Current microprocessors improve performance by exploiting
instruction-level parallelism (ILP). ILP hardware techniques such as
multiple instruction issue, out-of-order (dynamic) issue, and
non-blocking reads can accelerate both computation and data memory
references. Since computation speeds have been improving faster than
data memory access times, memory system performance is quickly
becoming the primary obstacle to achieving high performance. (This
trend is sometimes called the "memory wall".) Pai's work focuses on
exploiting ILP techniques to improve memory system performance. In
this talk, he will present both an analysis of ILP memory system performance
and optimizations developed using the insights of this analysis.

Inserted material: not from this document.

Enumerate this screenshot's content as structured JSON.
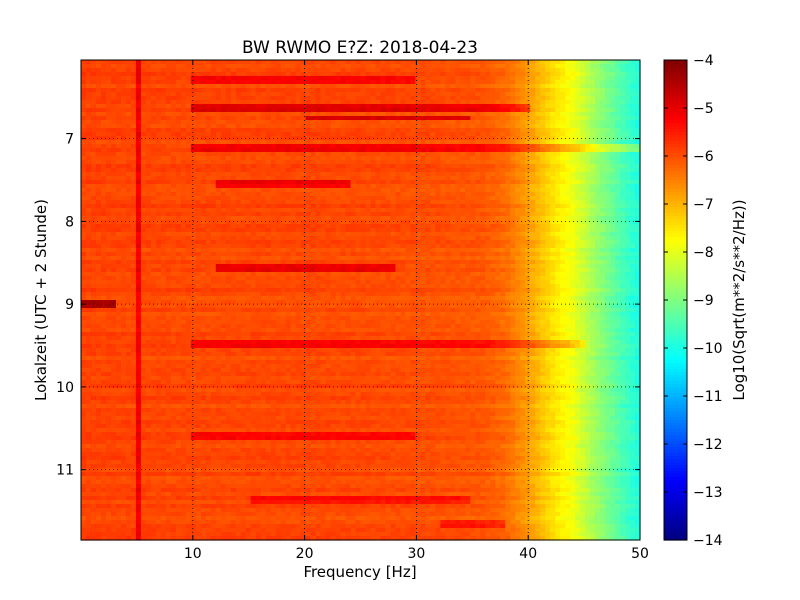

Pai will also show that ILP hardware techniques, used in isolation, are often
unsuccessful at improving memory system performance, because they fail
to extract parallelism among data reads that miss in the processor's
caches. Software prefetching provides some improvement by initiating
data read misses earlier, but also suffers from limitations caused by
exposed startup latencies, excessive fetch-ahead distances, and
references that are hard to prefetch.
Pai uses the above insights to develop compile-time software
transformations that improve memory system parallelism and
performance. These transformations improve the effectiveness of ILP
hardware, reducing exposed latency by over 80% for a latency-detection
microbenchmark and reducing execution time an average of 25% for 7
applications studied. These transformations also address key
limitations in current software prefetching algorithms, reducing
execution time an average of 24% relative to prefetching alone.